У нее осталось еще столько кокетства и самомнения, что она вообразила, будто я обращался к женщине, а не к разрушенному памятнику. Поэтому она прибавила, очевидно, с намерением прекратить мое красноречие:

– Мне сто лет. – И пошла дальше, точно двадцатилетняя женщина, сказавшая мне: «Подите прочь!»

Эта встреча произвела на меня сильное впечатление; все мои друзья помнят о ней.

В течение нескольких дней в отеле «Резервуар» только и было речи, что о женщине, сказавшей: «Мне сто лет!»

Молодые актрисы, игравшие тогда действительную комедию в парке Людовика XIV, отвечали на все нежные слова, с которыми обращались к ним: «Мне сто лет!»

Я старался опять встретить столетнюю женщину, но она выходила из дома очень редко. Мне сказали, что ее зовут Бомениль, что она была танцовщицей в Опере. Вот все, что я мог узнать из ее биографии. В настоящее время она жила бедно, платила четыреста франков за квартиру; вместо горничной служила ей кухарка соседки, бывшей кантатрисы в Фейдо. В хорошую погоду они обе бродили вместе по парку, подобно теням или мертвецам, которых забыли похоронить.

О домах можно сказать то же, что и о женщинах. Хотя барон Гаусман избороздил Париж своими перестройками, однако осталось еще много местностей, куда отправляется на поиски любопытный искатель, археолог. Не встречается ли на каждом шагу средневековый Париж в Латинском квартале, Париж Возрождения в окрестностях Королевской площади, Париж XVIII века в каком-нибудь забытом уголке предместья Сент-Оноре?

Таким образом однажды утром, покуривая сигары графа Морни, мы открыли – он, Дорсе и я – персидский замок, в котором я жил до того дня, когда его сломали ради Фридландского проспекта. Несмотря на то что проложили проспект Королевы Гортензии и перерезали все улицы Божон, осталось, однако, еще много домов, построенных в XVIII веке и сохранивших характер того времени – с виноградными лозами, трельяжем, колодцами и буксовыми деревьями. Таков был дом, в котором десять лет назад госпожа Берталь родила тройню – трех девочек, чудо природы и красоты.

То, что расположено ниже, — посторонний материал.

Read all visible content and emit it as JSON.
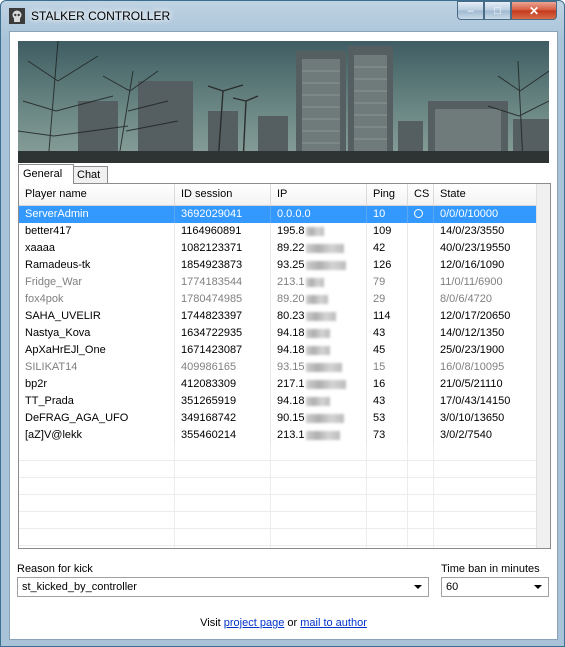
{
  "window": {
    "title": "STALKER CONTROLLER",
    "minimize_label": "–",
    "maximize_label": "□",
    "close_label": "✕"
  },
  "tabs": [
    {
      "label": "General"
    },
    {
      "label": "Chat"
    }
  ],
  "table": {
    "columns": [
      "Player name",
      "ID session",
      "IP",
      "Ping",
      "CS",
      "State"
    ],
    "rows": [
      {
        "name": "ServerAdmin",
        "id": "3692029041",
        "ip": "0.0.0.0",
        "ping": "10",
        "state": "0/0/0/10000",
        "selected": true,
        "dim": false,
        "cs": true
      },
      {
        "name": "better417",
        "id": "1164960891",
        "ip": "195.8",
        "ping": "109",
        "state": "14/0/23/3550",
        "selected": false,
        "dim": false,
        "cs": false
      },
      {
        "name": "xaaaa",
        "id": "1082123371",
        "ip": "89.22",
        "ping": "42",
        "state": "40/0/23/19550",
        "selected": false,
        "dim": false,
        "cs": false
      },
      {
        "name": "Ramadeus-tk",
        "id": "1854923873",
        "ip": "93.25",
        "ping": "126",
        "state": "12/0/16/1090",
        "selected": false,
        "dim": false,
        "cs": false
      },
      {
        "name": "Fridge_War",
        "id": "1774183544",
        "ip": "213.1",
        "ping": "79",
        "state": "11/0/11/6900",
        "selected": false,
        "dim": true,
        "cs": false
      },
      {
        "name": "fox4pok",
        "id": "1780474985",
        "ip": "89.20",
        "ping": "29",
        "state": "8/0/6/4720",
        "selected": false,
        "dim": true,
        "cs": false
      },
      {
        "name": "SAHA_UVELIR",
        "id": "1744823397",
        "ip": "80.23",
        "ping": "114",
        "state": "12/0/17/20650",
        "selected": false,
        "dim": false,
        "cs": false
      },
      {
        "name": "Nastya_Kova",
        "id": "1634722935",
        "ip": "94.18",
        "ping": "43",
        "state": "14/0/12/1350",
        "selected": false,
        "dim": false,
        "cs": false
      },
      {
        "name": "ApXaHrEJl_One",
        "id": "1671423087",
        "ip": "94.18",
        "ping": "45",
        "state": "25/0/23/1900",
        "selected": false,
        "dim": false,
        "cs": false
      },
      {
        "name": "SILIKAT14",
        "id": "409986165",
        "ip": "93.15",
        "ping": "15",
        "state": "16/0/8/10095",
        "selected": false,
        "dim": true,
        "cs": false
      },
      {
        "name": "bp2r",
        "id": "412083309",
        "ip": "217.1",
        "ping": "16",
        "state": "21/0/5/21110",
        "selected": false,
        "dim": false,
        "cs": false
      },
      {
        "name": "TT_Prada",
        "id": "351265919",
        "ip": "94.18",
        "ping": "43",
        "state": "17/0/43/14150",
        "selected": false,
        "dim": false,
        "cs": false
      },
      {
        "name": "DeFRAG_AGA_UFO",
        "id": "349168742",
        "ip": "90.15",
        "ping": "53",
        "state": "3/0/10/13650",
        "selected": false,
        "dim": false,
        "cs": false
      },
      {
        "name": "[aZ]V@lekk",
        "id": "355460214",
        "ip": "213.1",
        "ping": "73",
        "state": "3/0/2/7540",
        "selected": false,
        "dim": false,
        "cs": false
      }
    ]
  },
  "kick": {
    "label": "Reason for kick",
    "value": "st_kicked_by_controller"
  },
  "ban": {
    "label": "Time ban in minutes",
    "value": "60"
  },
  "footer": {
    "visit": "Visit",
    "project_link": "project page",
    "or": "or",
    "mail_link": "mail to author"
  },
  "colors": {
    "selection": "#3399ff",
    "link": "#0033cc",
    "title_bar": "#a8c3d8"
  }
}
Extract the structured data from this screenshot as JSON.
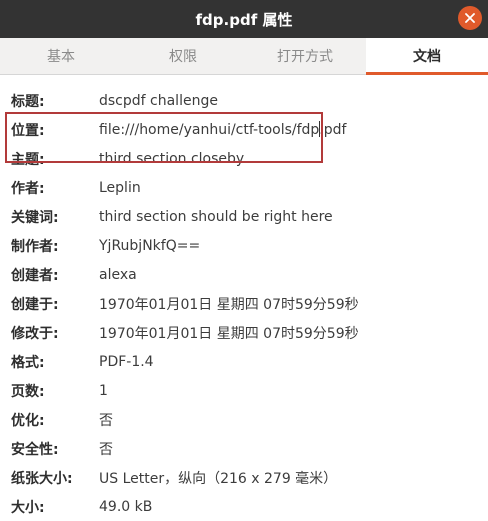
{
  "window": {
    "title": "fdp.pdf 属性",
    "close_icon": "close-icon",
    "accent_color": "#e05a2b"
  },
  "tabs": [
    {
      "label": "基本",
      "active": false
    },
    {
      "label": "权限",
      "active": false
    },
    {
      "label": "打开方式",
      "active": false
    },
    {
      "label": "文档",
      "active": true
    }
  ],
  "properties": [
    {
      "label": "标题:",
      "value": "dscpdf challenge"
    },
    {
      "label": "位置:",
      "value": "file:///home/yanhui/ctf-tools/fdp.pdf"
    },
    {
      "label": "主题:",
      "value": "third section closeby"
    },
    {
      "label": "作者:",
      "value": "Leplin"
    },
    {
      "label": "关键词:",
      "value": "third section should be right here"
    },
    {
      "label": "制作者:",
      "value": "YjRubjNkfQ=="
    },
    {
      "label": "创建者:",
      "value": "alexa"
    },
    {
      "label": "创建于:",
      "value": "1970年01月01日 星期四 07时59分59秒"
    },
    {
      "label": "修改于:",
      "value": "1970年01月01日 星期四 07时59分59秒"
    },
    {
      "label": "格式:",
      "value": "PDF-1.4"
    },
    {
      "label": "页数:",
      "value": "1"
    },
    {
      "label": "优化:",
      "value": "否"
    },
    {
      "label": "安全性:",
      "value": "否"
    },
    {
      "label": "纸张大小:",
      "value": "US Letter，纵向（216 x 279 毫米）"
    },
    {
      "label": "大小:",
      "value": "49.0 kB"
    }
  ],
  "highlight_color": "#b23a3a"
}
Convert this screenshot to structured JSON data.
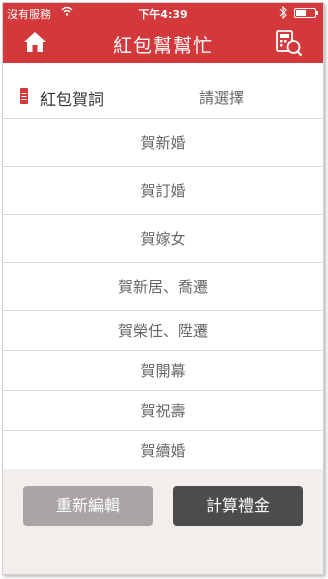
{
  "status_bar": {
    "carrier": "沒有服務",
    "time": "下午4:39",
    "battery_level": 0.55
  },
  "nav": {
    "title": "紅包幫幫忙",
    "home_icon": "home-icon",
    "calculator_icon": "calculator-search-icon"
  },
  "greeting_header": {
    "label": "紅包賀詞",
    "placeholder": "請選擇",
    "icon": "red-envelope-icon"
  },
  "options": [
    "賀新婚",
    "賀訂婚",
    "賀嫁女",
    "賀新居、喬遷",
    "賀榮任、陞遷",
    "賀開幕",
    "賀祝壽",
    "賀續婚"
  ],
  "footer": {
    "reset_label": "重新編輯",
    "calculate_label": "計算禮金"
  },
  "colors": {
    "brand_red": "#d3393a",
    "reset_button": "#a9a5a4",
    "calculate_button": "#4d4c4c",
    "footer_bg": "#f3eeec"
  }
}
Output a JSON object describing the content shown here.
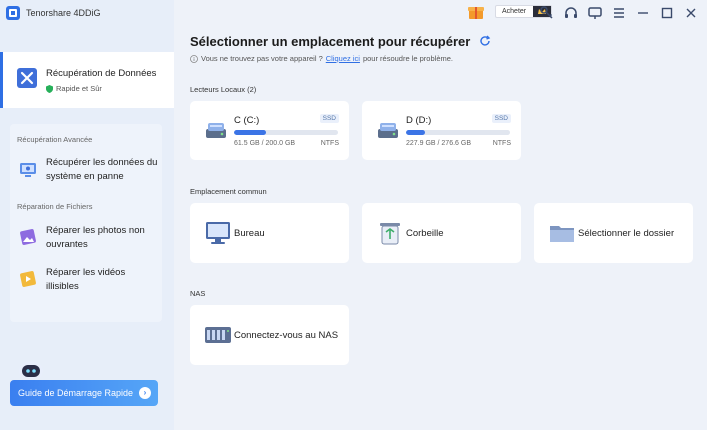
{
  "app": {
    "title": "Tenorshare 4DDiG"
  },
  "topbar": {
    "buy_label": "Acheter"
  },
  "sidebar": {
    "active": {
      "title": "Récupération de Données",
      "subtitle": "Rapide et Sûr"
    },
    "section_advanced": "Récupération Avancée",
    "item_crash": "Récupérer les données du système en panne",
    "section_repair": "Réparation de Fichiers",
    "item_photos": "Réparer les photos non ouvrantes",
    "item_videos": "Réparer les vidéos illisibles",
    "guide_button": "Guide de Démarrage Rapide"
  },
  "main": {
    "title": "Sélectionner un emplacement pour récupérer",
    "subtitle_text": "Vous ne trouvez pas votre appareil ?",
    "subtitle_link": "Cliquez ici",
    "subtitle_tail": "pour résoudre le problème.",
    "local_label": "Lecteurs Locaux (2)",
    "drives": [
      {
        "name": "C (C:)",
        "badge": "SSD",
        "size": "61.5 GB / 200.0 GB",
        "format": "NTFS",
        "used_fraction": 0.31
      },
      {
        "name": "D (D:)",
        "badge": "SSD",
        "size": "227.9 GB / 276.6 GB",
        "format": "NTFS",
        "used_fraction": 0.18
      }
    ],
    "common_label": "Emplacement commun",
    "common": {
      "desktop": "Bureau",
      "recycle": "Corbeille",
      "folder": "Sélectionner le dossier"
    },
    "nas_label": "NAS",
    "nas": {
      "connect": "Connectez-vous au NAS"
    }
  },
  "colors": {
    "accent": "#2f6fe4",
    "sidebar_bg": "#e7eef9",
    "main_bg": "#eef2f9"
  },
  "icons": [
    "logo-icon",
    "gift-icon",
    "crown-icon",
    "key-icon",
    "headset-icon",
    "feedback-icon",
    "menu-icon",
    "minimize-icon",
    "maximize-icon",
    "close-icon",
    "refresh-icon",
    "info-icon",
    "shield-icon",
    "tools-icon",
    "monitor-icon",
    "photo-icon",
    "video-icon",
    "robot-icon",
    "arrow-icon",
    "drive-icon",
    "desktop-icon",
    "recycle-bin-icon",
    "folder-icon",
    "nas-icon"
  ]
}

Еще теперь существует подобный домик, правда, развалившийся и как будто забытый хозяевами. Вероятно, он составляет предмет долгого процесса о наследстве; он так ничтожен, что никто из наследников не думает о нем; чтобы жить в этом домике, нужно потратить много денег на ремонт, и потому-то он стоит необитаем, окруженный плющом. Виноградные лозы еще цветут, но не дают плода. Один из розовых кустов у дверей погиб уже давно; другой упорствует цвести, но цветы его бледны и без запаха.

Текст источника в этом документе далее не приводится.